16 de agosto de 1999 - Primeira sessão do Tribunal do Júri para julgamento dos réus em Belém, presidida pelo juiz Ronaldo Valle. Foram absolvidos três oficiais julgados - coronel Mário Colares Pantoja, major José Maria Pereira de Oliveira e capitão Raimundo José Almendra Lameira. Foram três dias de sessão com cerceamento dos poderes da acusação, impedimento da utilização em plenário de documentos juntados no prazo legal, permissão de manifestações públicas de jurados criticando a tese da acusação e defendendo pontos de vista apresentados pela defesa.

Abril de 2000 - O Tribunal de Justiça do Estado do Pará determinou a anulação do julgamento, decisão mantida em um segundo julgamento, em outubro de 2000. Antevendo a anulação do julgamento, o juiz Ronaldo Valle solicitou o afastamento do caso. Dos 18 juízes criminais da Comarca de Belém, 17 informaram ao Presidente do Tribunal de Justiça que não aceitariam presidir o julgamento, alegando, na maioria dos casos, simpatia pelos policiais militares e aversão ao Movimento dos Trabalhadores Rurais Sem Terra (MST) e aos trabalhadores rurais.
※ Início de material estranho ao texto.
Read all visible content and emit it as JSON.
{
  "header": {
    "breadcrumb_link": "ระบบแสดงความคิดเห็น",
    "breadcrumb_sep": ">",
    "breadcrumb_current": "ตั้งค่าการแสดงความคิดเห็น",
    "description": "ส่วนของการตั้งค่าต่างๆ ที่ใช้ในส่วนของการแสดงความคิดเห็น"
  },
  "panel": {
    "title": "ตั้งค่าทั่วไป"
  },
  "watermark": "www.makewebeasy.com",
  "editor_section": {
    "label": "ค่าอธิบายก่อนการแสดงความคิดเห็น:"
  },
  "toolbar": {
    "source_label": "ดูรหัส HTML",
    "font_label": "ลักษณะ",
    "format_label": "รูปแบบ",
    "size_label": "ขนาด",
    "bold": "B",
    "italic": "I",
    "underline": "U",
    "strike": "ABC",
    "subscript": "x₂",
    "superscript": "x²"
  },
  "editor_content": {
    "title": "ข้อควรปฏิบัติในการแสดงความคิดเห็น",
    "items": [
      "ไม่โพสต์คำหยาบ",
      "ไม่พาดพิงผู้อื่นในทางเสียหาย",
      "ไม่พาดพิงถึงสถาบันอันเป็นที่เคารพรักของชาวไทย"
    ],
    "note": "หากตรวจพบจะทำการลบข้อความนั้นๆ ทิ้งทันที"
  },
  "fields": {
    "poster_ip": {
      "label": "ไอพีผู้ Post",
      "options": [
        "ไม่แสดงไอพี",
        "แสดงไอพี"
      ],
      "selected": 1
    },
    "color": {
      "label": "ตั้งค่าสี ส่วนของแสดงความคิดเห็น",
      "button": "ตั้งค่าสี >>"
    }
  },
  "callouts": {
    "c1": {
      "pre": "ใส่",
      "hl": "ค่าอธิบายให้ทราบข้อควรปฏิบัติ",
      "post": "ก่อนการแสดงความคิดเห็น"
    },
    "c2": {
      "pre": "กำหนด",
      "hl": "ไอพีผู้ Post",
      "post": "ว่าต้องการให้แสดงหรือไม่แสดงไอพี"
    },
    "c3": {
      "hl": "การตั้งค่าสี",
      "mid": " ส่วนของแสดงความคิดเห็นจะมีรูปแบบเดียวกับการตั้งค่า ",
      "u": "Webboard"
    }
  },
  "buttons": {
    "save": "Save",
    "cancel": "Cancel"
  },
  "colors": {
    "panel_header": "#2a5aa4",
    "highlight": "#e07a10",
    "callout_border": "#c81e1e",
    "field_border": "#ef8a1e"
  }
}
Abril de 2001 - Nomeada uma nova juíza para o caso, Eva do Amaral Coelho, que designou o dia 18 de junho de 2001 como data para o novo julgamento dos três oficiais. Alguns dias antes do início da sessão, a juíza determinou a retirada do processo da principal prova da acusação, um minucioso parecer técnico da Universidade Estadual de Campinas (Unicamp), com imagens digitais que comprovavam que os responsáveis pelos primeiros disparos foram os policiais militares. O MST reagiu e a juíza reviu sua posição, suspendendo o julgamento sem marcar nova data.

14 de maio a 10 de junho de 2002 - O julgamento foi retomado. Após cinco sessões, entre os 144 acusados julgados, 142 foram absolvidos (soldados e 1 oficial) e dois condenados (coronel Pantoja e major Oliveira), com o benefício de recorrer da decisão em liberdade. Em decorrência dos benefícios estendidos aos dois únicos condenados, as testemunhas de acusação não compareceram mais ao julgamento, em função de ameaças de morte e por não acreditar na seriedade do julgamento. Durante vinte dias, jornais do Estado do Pará publicaram detalhes sobre intimidações e ameaças de morte que estariam recebendo as principais testemunhas da acusação, principalmente Raimundo Araújo dos Anjos e Valderes Tavares. Nada foi feito em relação à proteção e salvaguarda de tais testemunhas. O MST não aceitou participar de um julgamento onde não estivessem sequer garantidas a segurança e a tranqüilidade das pessoas fundamentais para a acusação.

Novembro de 2004 - A 2ª Câmara do Tribunal de Justiça do Pará julga numa só sessão todos os recursos da defesa e da acusação e mantém a decisão dos dois julgamentos realizados pelo Tribunal do Júri, absolvendo os 142 policiais militares e condenando o coronel Pantoja (228 anos de prisão) e o major Oliveira (154 anos de prisão).

22 de setembro de 2005 – O coronel Pantoja é posto em liberdade por decisão do Supremo Tribunal Federal.

13 de outubro de 2005 – O major Oliveira é posto em liberdade por decisão do Supremo Tribunal Federal.

2006 - Recurso especial é apresentado ao Superior Tribunal de Justiça e, posteriormente, recurso extraordinário é apresentado ao Supremo Tribunal Federal.

Abril/2007 - A governadora do estado Ana Júlia Carepa assinou decreto que concede indenização e pensões especiais a 22 famílias de trabalhadores sem-terra vítimas da chacina. “O que eu fiz foi reparar uma injustiça, reconhecendo a responsabilidade do governo do Estado”, disse Ana Júlia. A governadora classificou o massacre de Eldorado do Carajás como “um dos episódios que mais envergonhou não só o Pará diante do Brasil, mas o Pará diante do mundo”.

Setembro/2008 - O governo de Ana Júlia Carepa promoveu os soldados que participaram do Massacre de Eldorado do Carajás. Entre 87 e 90 policiais foram promovidos a cabo. Apesar de todos os promovidos já terem sido absolvidos em primeira instância pela acusação de homicídio qualificado, ainda há um recurso no STJ que pede suas condenações.